Once The Change is in Canonical
Once the code is in Canonical and out of the Developers repository,
history revision, commit amends and the like should all stop. At that
point your team has people depending on that code and changes to
history become painful. If there is a bug or a fix that needs to be
made it should go into a new commit and go through the process
previously outlined.
Wrapping Up
This process is actually very smooth, but it does assumes a few things:
- You have decided to adopt the process as a team.
- You have a reasonably competent engineers.
- You have at least some tests for your system (if you do not run,
don’t walk away from that system).
- You have some standards for the codebase that should be applied.

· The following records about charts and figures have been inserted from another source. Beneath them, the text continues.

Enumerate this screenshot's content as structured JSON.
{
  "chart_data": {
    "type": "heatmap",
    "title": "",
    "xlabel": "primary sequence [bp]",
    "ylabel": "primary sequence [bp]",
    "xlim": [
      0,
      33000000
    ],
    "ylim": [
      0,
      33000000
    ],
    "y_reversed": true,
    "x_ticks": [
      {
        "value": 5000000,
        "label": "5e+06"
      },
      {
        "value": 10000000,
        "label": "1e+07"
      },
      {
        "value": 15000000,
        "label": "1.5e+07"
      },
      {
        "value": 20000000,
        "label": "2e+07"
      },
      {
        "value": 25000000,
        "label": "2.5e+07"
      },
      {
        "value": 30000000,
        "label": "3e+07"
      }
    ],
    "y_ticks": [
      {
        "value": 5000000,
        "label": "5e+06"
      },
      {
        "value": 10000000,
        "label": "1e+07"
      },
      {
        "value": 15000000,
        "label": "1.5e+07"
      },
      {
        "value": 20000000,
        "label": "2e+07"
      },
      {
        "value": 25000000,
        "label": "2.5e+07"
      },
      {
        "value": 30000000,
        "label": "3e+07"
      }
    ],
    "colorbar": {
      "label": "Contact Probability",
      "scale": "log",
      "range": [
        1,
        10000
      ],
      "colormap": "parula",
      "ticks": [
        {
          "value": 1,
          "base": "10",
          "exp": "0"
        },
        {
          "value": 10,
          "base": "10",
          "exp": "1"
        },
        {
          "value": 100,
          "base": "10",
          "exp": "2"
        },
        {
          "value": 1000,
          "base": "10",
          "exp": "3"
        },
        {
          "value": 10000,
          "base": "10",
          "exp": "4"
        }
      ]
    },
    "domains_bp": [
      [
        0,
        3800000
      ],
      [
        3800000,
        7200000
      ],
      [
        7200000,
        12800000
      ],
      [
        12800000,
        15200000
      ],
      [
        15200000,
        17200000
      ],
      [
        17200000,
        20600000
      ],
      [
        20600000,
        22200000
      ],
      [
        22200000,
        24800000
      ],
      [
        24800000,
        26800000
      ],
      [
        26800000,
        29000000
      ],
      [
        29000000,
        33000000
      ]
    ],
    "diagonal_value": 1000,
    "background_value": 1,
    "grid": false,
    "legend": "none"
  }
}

If these things are true then you are golden. It may take a little bit
of time to get a feel for the process and work around the little
hiccups that will inevitably occur. However, with competent engineers
the process should be flowing smoothly after a few weeks.
Things to Watch Out For
This is not intended to be a rigid process. The only place that real
process actually comes into it is in the transition from the
Developer’s repository to the Canonical repository. This is true by
design. Its whole purpose is to encourage the wild and wooly exchange
and growth of ideas, creativity and productivity in the project
wherever that is possible while providing a bit of rigidity and
discipline only when it is required. Getting that balance right in
such a way that you get both the most creativity and productivity
possible and the most maintainable, well founded code while at the
same time keep the team happy is the goal. This is what this process
seeks to encourage.
One of the ways I have seen the process become founder and become
rigid is in respect to a team that does not know git well. This
process takes quite a bit of comfort with Git to work. Your developers
need to be comfortable with local and remote repositories, rebasing,
merging, pushing and pulling from peers, signing off on commits
etc. If you have new or incompetent developers you may be tempted to
wrap all of these steps in scripts that, apparently, take the need for
knowledge away from your developers. However, these scripts don’t
actually remove the need for knowledge of git, all they really do is
delay that need slightly. What they actually do is encourage the team
to avoid learning git, while at the same time spending an inordinate
amount of time fixing problems when the scripts inevitably break. At
the same time they lock down and rigidify a process that should, by
its nature, not be rigid.
Go ahead, bite the bullet and give the team the time and resources
they need to learn git well. It will take a few weeks and you will
take a productivity hit. However, in the long run you will make that
back many times over. If you have team members that either do not, can
not, or will not pick up git for whatever reason. Well maybe its time
to consider those folks as bad hires and let them go. The team will be
better off for it in the long run.
The other big thing to watch out for is the urge to bypass the
process. Sometimes when you are in a tight situation it can be
tempting to want to push code directly to Canonical, bypassing the
review. For example, you might have a bug in production lets say your
system is down and its costing the company a million dollars a
minute. Pressure is high and you may have a huge urge to tell the devs
(or yourself if you are the dev) that the process would only slow you
down and the code needs to get out right now. This is almost
invariably a bad decision. This process should only take a few minutes
assuming the code is good. The likelihood that the code is bad in that
situation is high and its much cheaper timewise to catch those
problems in the review cycle then to deploy the code and realize in
production that you fixed one bug but introduced another.